Frente al tópico bucólico e idealizado de la vida campesina, típico del romanticismo, Pardo Bazán presenta un paisaje en ruinas, en el que la naturaleza venció a los hombres y los sometió a su ley salvaje. He aquí una descripción del paisaje rústico y desolador de los Pazos en la que abundan las imágenes visuales:

Antes de dar con el marqués, recorrieron el capellán y su guía casi toda la huerta. Aquella vasta extensión de terreno debía de haber sido en otro tiempo cultivada con primor y engalanada con los adornos de la jardinería simétrica y geométrica cuya moda nos vino de Francia. De todo lo cual apenas quedaban vestigios: las armas de la casa, trazadas con mirto en el suelo, eran ahora intrincado matorral de bojes, donde ni la vista más lince distinguiría rastro de los lobos, pinos, torres almenadas, roeles y otros emblemas que campeaban en el preclaro blasón de los Ulloas: y sin embargo, persistía en la confusa masa no sé qué aire de cosa plantada adrede y con arte. El borde de piedra del estanque estaba semiderruido, y las gruesas bolas de granito que lo guarnecían andaban rodando por la hierba, verdosas de musgo, esparcidas aquí y acullá como gigantescos proyectiles en algún desierto campo de batalla. Obstruido por el limo, el estanque parecía charca fangosa, acrecentando el aspecto de descuido y abandono de la huerta, donde los que ayer fueron cenadores y bancos rústicos se habían convertido en rincones poblados de maleza, y los tablares de hortaliza en sembrados de maíz, a cuya orilla, como tenaz reminiscencia del pasado, crecían libres, espinosos y altísimos, algunos rosales de variedad selecta, que iban a besar con sus ramas más altas la copa del ciruelo o peral, que tenían enfrente (51-52).

La golpiza a Sabel

Uno de los grandes valores de Los Pazos de Ulloa es su denuncia al machismo reinante de la época. A lo largo de la novela, aparecen varios momentos en los que se ve la crueldad con la que los hombres tratan a las mujeres.

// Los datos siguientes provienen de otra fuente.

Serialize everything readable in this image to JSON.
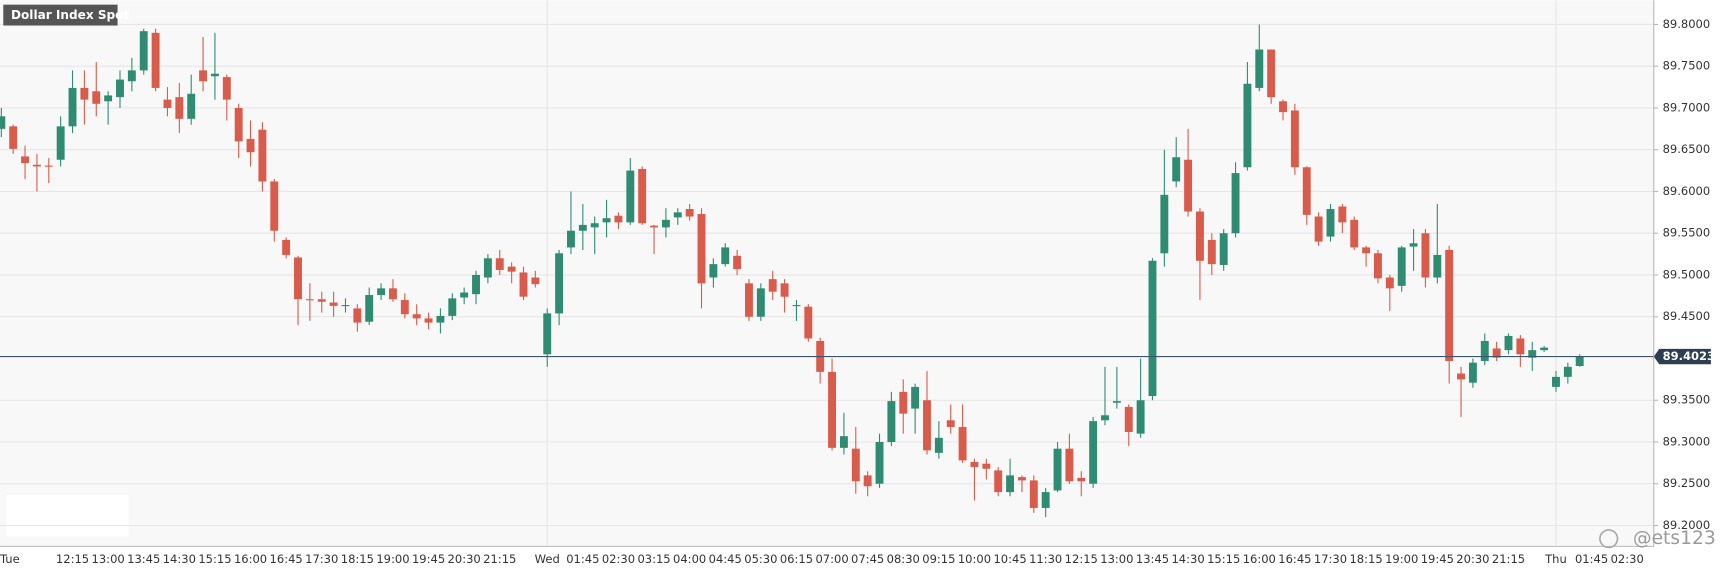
{
  "chart_data": {
    "type": "candlestick",
    "title": "Dollar Index Spot",
    "watermark": "@ets123",
    "up_color": "#2f8c72",
    "down_color": "#d95b4b",
    "current_price": 89.4023,
    "current_price_color": "#3b5670",
    "ylim": [
      89.175,
      89.829
    ],
    "yticks": [
      {
        "value": 89.2,
        "label": "89.2000"
      },
      {
        "value": 89.25,
        "label": "89.2500"
      },
      {
        "value": 89.3,
        "label": "89.3000"
      },
      {
        "value": 89.35,
        "label": "89.3500"
      },
      {
        "value": 89.45,
        "label": "89.4500"
      },
      {
        "value": 89.5,
        "label": "89.5000"
      },
      {
        "value": 89.55,
        "label": "89.5500"
      },
      {
        "value": 89.6,
        "label": "89.6000"
      },
      {
        "value": 89.65,
        "label": "89.6500"
      },
      {
        "value": 89.7,
        "label": "89.7000"
      },
      {
        "value": 89.75,
        "label": "89.7500"
      },
      {
        "value": 89.8,
        "label": "89.8000"
      }
    ],
    "grid": true,
    "categories": [
      "Tue",
      null,
      null,
      null,
      null,
      null,
      "12:15",
      null,
      null,
      "13:00",
      null,
      null,
      "13:45",
      null,
      null,
      "14:30",
      null,
      null,
      "15:15",
      null,
      null,
      "16:00",
      null,
      null,
      "16:45",
      null,
      null,
      "17:30",
      null,
      null,
      "18:15",
      null,
      null,
      "19:00",
      null,
      null,
      "19:45",
      null,
      null,
      "20:30",
      null,
      null,
      "21:15",
      null,
      null,
      null,
      "Wed",
      null,
      null,
      "01:45",
      null,
      null,
      "02:30",
      null,
      null,
      "03:15",
      null,
      null,
      "04:00",
      null,
      null,
      "04:45",
      null,
      null,
      "05:30",
      null,
      null,
      "06:15",
      null,
      null,
      "07:00",
      null,
      null,
      "07:45",
      null,
      null,
      "08:30",
      null,
      null,
      "09:15",
      null,
      null,
      "10:00",
      null,
      null,
      "10:45",
      null,
      null,
      "11:30",
      null,
      null,
      "12:15",
      null,
      null,
      "13:00",
      null,
      null,
      "13:45",
      null,
      null,
      "14:30",
      null,
      null,
      "15:15",
      null,
      null,
      "16:00",
      null,
      null,
      "16:45",
      null,
      null,
      "17:30",
      null,
      null,
      "18:15",
      null,
      null,
      "19:00",
      null,
      null,
      "19:45",
      null,
      null,
      "20:30",
      null,
      null,
      "21:15",
      null,
      null,
      null,
      "Thu",
      null,
      null,
      "01:45",
      null,
      null,
      "02:30"
    ],
    "open": [
      89.675,
      89.678,
      89.642,
      89.632,
      89.631,
      89.638,
      89.678,
      89.724,
      89.72,
      89.708,
      89.713,
      89.732,
      89.745,
      89.79,
      89.71,
      89.713,
      89.687,
      89.745,
      89.738,
      89.737,
      89.7,
      89.663,
      89.674,
      89.612,
      89.542,
      89.521,
      89.471,
      89.471,
      89.467,
      89.463,
      89.46,
      89.444,
      89.476,
      89.484,
      89.47,
      89.453,
      89.448,
      89.443,
      89.451,
      89.473,
      89.477,
      89.497,
      89.52,
      89.51,
      89.503,
      89.497,
      89.405,
      89.454,
      89.533,
      89.553,
      89.557,
      89.563,
      89.571,
      89.563,
      89.627,
      89.559,
      89.557,
      89.569,
      89.579,
      89.573,
      89.497,
      89.513,
      89.523,
      89.49,
      89.45,
      89.495,
      89.49,
      89.463,
      89.462,
      89.421,
      89.384,
      89.293,
      89.292,
      89.26,
      89.25,
      89.3,
      89.36,
      89.34,
      89.35,
      89.287,
      89.326,
      89.318,
      89.276,
      89.274,
      89.266,
      89.24,
      89.258,
      89.254,
      89.221,
      89.242,
      89.292,
      89.257,
      89.25,
      89.326,
      89.347,
      89.342,
      89.31,
      89.355,
      89.526,
      89.612,
      89.638,
      89.576,
      89.542,
      89.512,
      89.55,
      89.629,
      89.724,
      89.77,
      89.708,
      89.697,
      89.629,
      89.57,
      89.546,
      89.582,
      89.566,
      89.533,
      89.526,
      89.497,
      89.487,
      89.534,
      89.55,
      89.497,
      89.53,
      89.382,
      89.371,
      89.397,
      89.412,
      89.41,
      89.424,
      89.401,
      89.41,
      89.366,
      89.378,
      89.391,
      null,
      null,
      null,
      null
    ],
    "high": [
      89.7,
      89.68,
      89.655,
      89.645,
      89.64,
      89.69,
      89.745,
      89.745,
      89.755,
      89.72,
      89.745,
      89.76,
      89.795,
      89.795,
      89.725,
      89.73,
      89.74,
      89.785,
      89.79,
      89.74,
      89.705,
      89.685,
      89.683,
      89.615,
      89.545,
      89.523,
      89.49,
      89.48,
      89.48,
      89.472,
      89.465,
      89.485,
      89.49,
      89.495,
      89.478,
      89.465,
      89.455,
      89.46,
      89.478,
      89.485,
      89.505,
      89.525,
      89.53,
      89.515,
      89.51,
      89.505,
      89.46,
      89.53,
      89.6,
      89.585,
      89.57,
      89.59,
      89.575,
      89.64,
      89.63,
      89.56,
      89.58,
      89.58,
      89.585,
      89.58,
      89.52,
      89.538,
      89.53,
      89.495,
      89.49,
      89.505,
      89.495,
      89.47,
      89.465,
      89.425,
      89.4,
      89.335,
      89.318,
      89.265,
      89.31,
      89.36,
      89.375,
      89.37,
      89.385,
      89.325,
      89.345,
      89.345,
      89.28,
      89.28,
      89.27,
      89.28,
      89.26,
      89.26,
      89.245,
      89.3,
      89.31,
      89.265,
      89.33,
      89.39,
      89.39,
      89.345,
      89.4,
      89.52,
      89.65,
      89.665,
      89.675,
      89.58,
      89.55,
      89.555,
      89.635,
      89.755,
      89.8,
      89.77,
      89.71,
      89.705,
      89.63,
      89.575,
      89.585,
      89.585,
      89.57,
      89.535,
      89.53,
      89.5,
      89.535,
      89.555,
      89.555,
      89.585,
      89.535,
      89.39,
      89.4,
      89.43,
      89.42,
      89.43,
      89.428,
      89.42,
      89.415,
      89.385,
      89.395,
      89.405,
      null,
      null,
      null,
      null
    ],
    "low": [
      89.665,
      89.645,
      89.615,
      89.6,
      89.61,
      89.63,
      89.67,
      89.68,
      89.69,
      89.68,
      89.7,
      89.72,
      89.74,
      89.72,
      89.69,
      89.67,
      89.68,
      89.72,
      89.71,
      89.685,
      89.64,
      89.63,
      89.6,
      89.54,
      89.52,
      89.44,
      89.445,
      89.455,
      89.45,
      89.455,
      89.432,
      89.44,
      89.47,
      89.468,
      89.448,
      89.44,
      89.435,
      89.43,
      89.446,
      89.465,
      89.465,
      89.49,
      89.5,
      89.49,
      89.47,
      89.485,
      89.39,
      89.44,
      89.525,
      89.53,
      89.525,
      89.545,
      89.555,
      89.56,
      89.56,
      89.525,
      89.545,
      89.56,
      89.565,
      89.46,
      89.485,
      89.51,
      89.5,
      89.445,
      89.445,
      89.47,
      89.455,
      89.445,
      89.42,
      89.37,
      89.29,
      89.285,
      89.238,
      89.235,
      89.245,
      89.295,
      89.31,
      89.31,
      89.285,
      89.28,
      89.31,
      89.275,
      89.23,
      89.255,
      89.235,
      89.235,
      89.24,
      89.215,
      89.21,
      89.24,
      89.25,
      89.235,
      89.245,
      89.32,
      89.34,
      89.295,
      89.305,
      89.35,
      89.51,
      89.605,
      89.57,
      89.47,
      89.5,
      89.505,
      89.545,
      89.625,
      89.72,
      89.705,
      89.685,
      89.62,
      89.56,
      89.535,
      89.54,
      89.55,
      89.53,
      89.51,
      89.49,
      89.457,
      89.48,
      89.505,
      89.485,
      89.49,
      89.37,
      89.33,
      89.365,
      89.392,
      89.397,
      89.405,
      89.39,
      89.385,
      89.408,
      89.36,
      89.37,
      89.39,
      null,
      null,
      null,
      null
    ],
    "close": [
      89.69,
      89.651,
      89.634,
      89.63,
      89.63,
      89.678,
      89.724,
      89.71,
      89.705,
      89.715,
      89.734,
      89.745,
      89.792,
      89.724,
      89.7,
      89.687,
      89.717,
      89.732,
      89.741,
      89.71,
      89.66,
      89.647,
      89.612,
      89.553,
      89.524,
      89.471,
      89.47,
      89.468,
      89.463,
      89.464,
      89.443,
      89.476,
      89.484,
      89.471,
      89.453,
      89.448,
      89.443,
      89.451,
      89.472,
      89.479,
      89.5,
      89.52,
      89.506,
      89.504,
      89.474,
      89.489,
      89.454,
      89.526,
      89.553,
      89.56,
      89.562,
      89.568,
      89.563,
      89.625,
      89.562,
      89.557,
      89.566,
      89.575,
      89.57,
      89.49,
      89.513,
      89.533,
      89.507,
      89.45,
      89.484,
      89.48,
      89.474,
      89.464,
      89.424,
      89.384,
      89.293,
      89.307,
      89.253,
      89.247,
      89.3,
      89.349,
      89.334,
      89.366,
      89.29,
      89.305,
      89.318,
      89.278,
      89.27,
      89.268,
      89.24,
      89.26,
      89.254,
      89.221,
      89.24,
      89.292,
      89.253,
      89.253,
      89.325,
      89.332,
      89.349,
      89.312,
      89.35,
      89.517,
      89.596,
      89.641,
      89.576,
      89.517,
      89.513,
      89.55,
      89.622,
      89.729,
      89.77,
      89.713,
      89.695,
      89.629,
      89.572,
      89.54,
      89.579,
      89.563,
      89.533,
      89.526,
      89.496,
      89.484,
      89.533,
      89.538,
      89.497,
      89.524,
      89.397,
      89.375,
      89.395,
      89.421,
      89.401,
      89.427,
      89.405,
      89.41,
      89.413,
      89.378,
      89.39,
      89.4023,
      null,
      null,
      null,
      null
    ]
  }
}
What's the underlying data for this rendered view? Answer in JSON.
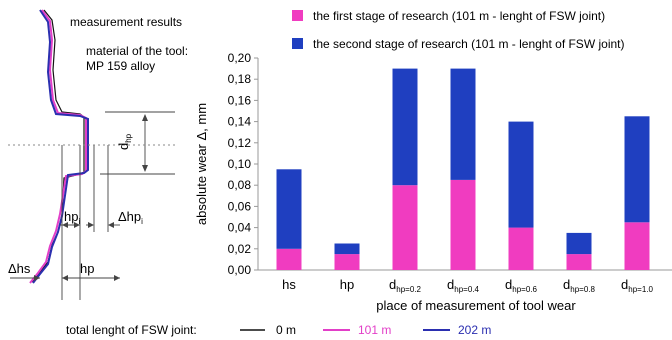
{
  "diagram": {
    "caption": "measurement results",
    "material_line1": "material of the tool:",
    "material_line2": "MP 159 alloy",
    "label_d": "d",
    "label_d_sub": "hp",
    "label_hpi": "hp",
    "label_hpi_sub": "i",
    "label_dhpi": "Δhp",
    "label_dhpi_sub": "i",
    "label_dhs": "Δhs",
    "label_hp": "hp"
  },
  "legend_bottom": {
    "title": "total lenght of FSW joint:",
    "entries": [
      {
        "label": "0 m",
        "color": "#111111"
      },
      {
        "label": "101 m",
        "color": "#e23fc8"
      },
      {
        "label": "202 m",
        "color": "#2b2fb0"
      }
    ]
  },
  "colors": {
    "stage1": "#f03cc0",
    "stage2": "#1f3fc0"
  },
  "chart_data": {
    "type": "bar",
    "stacked": true,
    "categories": [
      "hs",
      "hp",
      "dhp=0.2",
      "dhp=0.4",
      "dhp=0.6",
      "dhp=0.8",
      "dhp=1.0"
    ],
    "category_labels": [
      {
        "main": "hs",
        "sub": ""
      },
      {
        "main": "hp",
        "sub": ""
      },
      {
        "main": "d",
        "sub": "hp=0.2"
      },
      {
        "main": "d",
        "sub": "hp=0.4"
      },
      {
        "main": "d",
        "sub": "hp=0.6"
      },
      {
        "main": "d",
        "sub": "hp=0.8"
      },
      {
        "main": "d",
        "sub": "hp=1.0"
      }
    ],
    "series": [
      {
        "name": "the first stage of research (101 m - lenght of FSW joint)",
        "values": [
          0.02,
          0.015,
          0.08,
          0.085,
          0.04,
          0.015,
          0.045
        ]
      },
      {
        "name": "the second stage of research (101 m - lenght of FSW joint)",
        "values": [
          0.075,
          0.01,
          0.11,
          0.105,
          0.1,
          0.02,
          0.1
        ]
      }
    ],
    "totals": [
      0.095,
      0.025,
      0.19,
      0.19,
      0.14,
      0.035,
      0.145
    ],
    "ylabel": "absolute wear Δ, mm",
    "xlabel": "place of measurement of tool wear",
    "ylim": [
      0,
      0.2
    ],
    "yticks": [
      "0,00",
      "0,02",
      "0,04",
      "0,06",
      "0,08",
      "0,10",
      "0,12",
      "0,14",
      "0,16",
      "0,18",
      "0,20"
    ],
    "ytick_values": [
      0,
      0.02,
      0.04,
      0.06,
      0.08,
      0.1,
      0.12,
      0.14,
      0.16,
      0.18,
      0.2
    ],
    "grid": false,
    "legend_position": "top"
  }
}
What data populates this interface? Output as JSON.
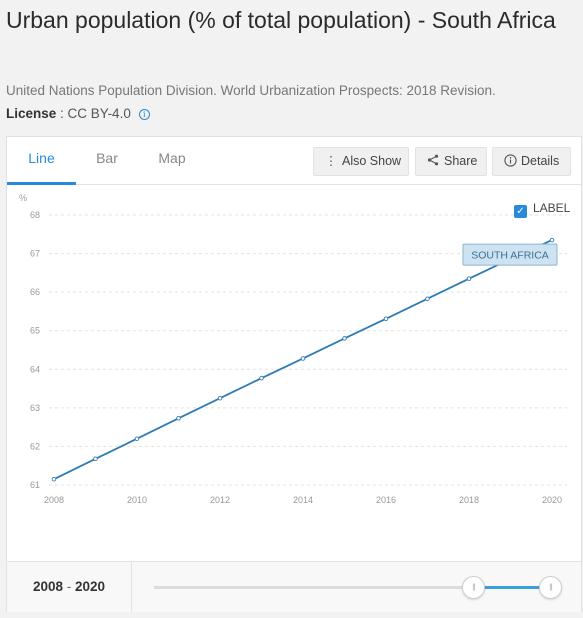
{
  "page": {
    "title": "Urban population (% of total population) - South Africa",
    "source": "United Nations Population Division. World Urbanization Prospects: 2018 Revision.",
    "license_label": "License",
    "license_sep": " : ",
    "license_value": "CC BY-4.0",
    "license_info_icon": "info-icon"
  },
  "tabs": [
    {
      "label": "Line",
      "active": true
    },
    {
      "label": "Bar",
      "active": false
    },
    {
      "label": "Map",
      "active": false
    }
  ],
  "toolbar": {
    "also_show": {
      "label": "Also Show",
      "icon": "kebab-icon"
    },
    "share": {
      "label": "Share",
      "icon": "share-icon"
    },
    "details": {
      "label": "Details",
      "icon": "info-icon"
    }
  },
  "label_toggle": {
    "label": "LABEL",
    "checked": true
  },
  "range": {
    "start": "2008",
    "sep": "-",
    "end": "2020"
  },
  "colors": {
    "accent": "#2a8ad9",
    "line": "#2e7bb4"
  },
  "chart_data": {
    "type": "line",
    "ylabel": "%",
    "xlabel": "",
    "ylim": [
      61,
      68
    ],
    "yticks": [
      61,
      62,
      63,
      64,
      65,
      66,
      67,
      68
    ],
    "xlim": [
      2008,
      2020
    ],
    "xticks": [
      2008,
      2010,
      2012,
      2014,
      2016,
      2018,
      2020
    ],
    "grid": true,
    "series": [
      {
        "name": "SOUTH AFRICA",
        "x": [
          2008,
          2009,
          2010,
          2011,
          2012,
          2013,
          2014,
          2015,
          2016,
          2017,
          2018,
          2019,
          2020
        ],
        "values": [
          61.15,
          61.68,
          62.2,
          62.73,
          63.25,
          63.77,
          64.28,
          64.8,
          65.31,
          65.83,
          66.35,
          66.86,
          67.35
        ]
      }
    ]
  }
}
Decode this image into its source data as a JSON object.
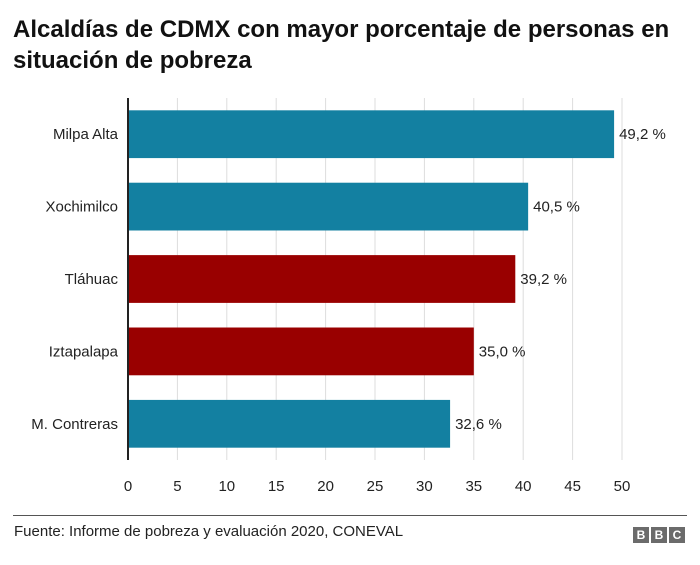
{
  "chart_data": {
    "type": "bar",
    "orientation": "horizontal",
    "title": "Alcaldías de CDMX con mayor porcentaje de personas en situación de pobreza",
    "categories": [
      "Milpa Alta",
      "Xochimilco",
      "Tláhuac",
      "Iztapalapa",
      "M. Contreras"
    ],
    "values": [
      49.2,
      40.5,
      39.2,
      35.0,
      32.6
    ],
    "value_labels": [
      "49,2 %",
      "40,5 %",
      "39,2 %",
      "35,0 %",
      "32,6 %"
    ],
    "bar_colors": [
      "#1380a1",
      "#1380a1",
      "#990000",
      "#990000",
      "#1380a1"
    ],
    "xlabel": "",
    "ylabel": "",
    "xlim": [
      0,
      50
    ],
    "xticks": [
      0,
      5,
      10,
      15,
      20,
      25,
      30,
      35,
      40,
      45,
      50
    ],
    "xtick_labels": [
      "0",
      "5",
      "10",
      "15",
      "20",
      "25",
      "30",
      "35",
      "40",
      "45",
      "50"
    ],
    "grid": true,
    "legend": "none"
  },
  "footer": {
    "source": "Fuente: Informe de pobreza y evaluación 2020, CONEVAL",
    "logo_letters": [
      "B",
      "B",
      "C"
    ]
  },
  "colors": {
    "blue": "#1380a1",
    "red": "#990000",
    "grid": "#dddddd",
    "axis": "#222222"
  }
}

He aquí la escena en la que el marqués golpea brutalmente a Sabel. El narrador, a la usanza del naturalismo, no esconde detalles, sino que intenta transmitir la violencia a través de varias imágenes visuales y auditivas:

Julián distaba de él unos cuantos pasos no más, cuando oyó dos o tres gritos que le helaron la sangre: clamores inarticulados como de alimaña herida, a los cuales se unía el desconsolado llanto de un niño. Engolfose el capellán en las tenebrosas profundidades de corredor y bodega, y llegó velozmente a la cocina. En el umbral se quedó paralizado de asombro ante lo que iluminaba la luz fuliginosa del candilón. Sabel, tendida en el suelo, aullaba desesperadamente; don Pedro, loco de furor, la brumaba a culatazos; en una esquina, Perucho, con los puños metidos en los ojos, sollozaba (81-82).

Santiago de Compostela

Podría esperarse que la ciudad, en contraposición a la hostil vida rural, sea presentada por Pardo Bazán como un lugar civilizado y digno. Pues no. Así como el campo de Los Pazos de Ulloa es rústico sin ser bonito y salvaje sin bucolismo, la gran ciudad es un lugar sucio y húmedo sin virtud alguna. El marqués (y con él los lectores) no encuentra nada que realmente lo sorprenda. Solo ve una pompa exagerada que pretende engalanar una ciudad fea y pretenciosa. El narrador, focalizado en don Pedro y utilizando el discurso indirecto libre nos describe la ciudad a través de las siguientes imágenes visuales:

Pareciéronle, y con razón, estrechas, torcidas y mal empedradas las calles, fangoso el piso, húmedas las paredes, viejos y ennegrecidos los edificios, pequeño el circuito de la ciudad, postrado su comercio y solitarios casi siempre sus sitios públicos; y en cuanto a lo que en un pueblo antiguo puede enamorar a un espíritu culto, los grandes recuerdos, la eterna vida del arte conservada en monumentos y ruinas, de eso entendía don Pedro lo mismo que de griego o latín. ¡Piedras mohosas! (103).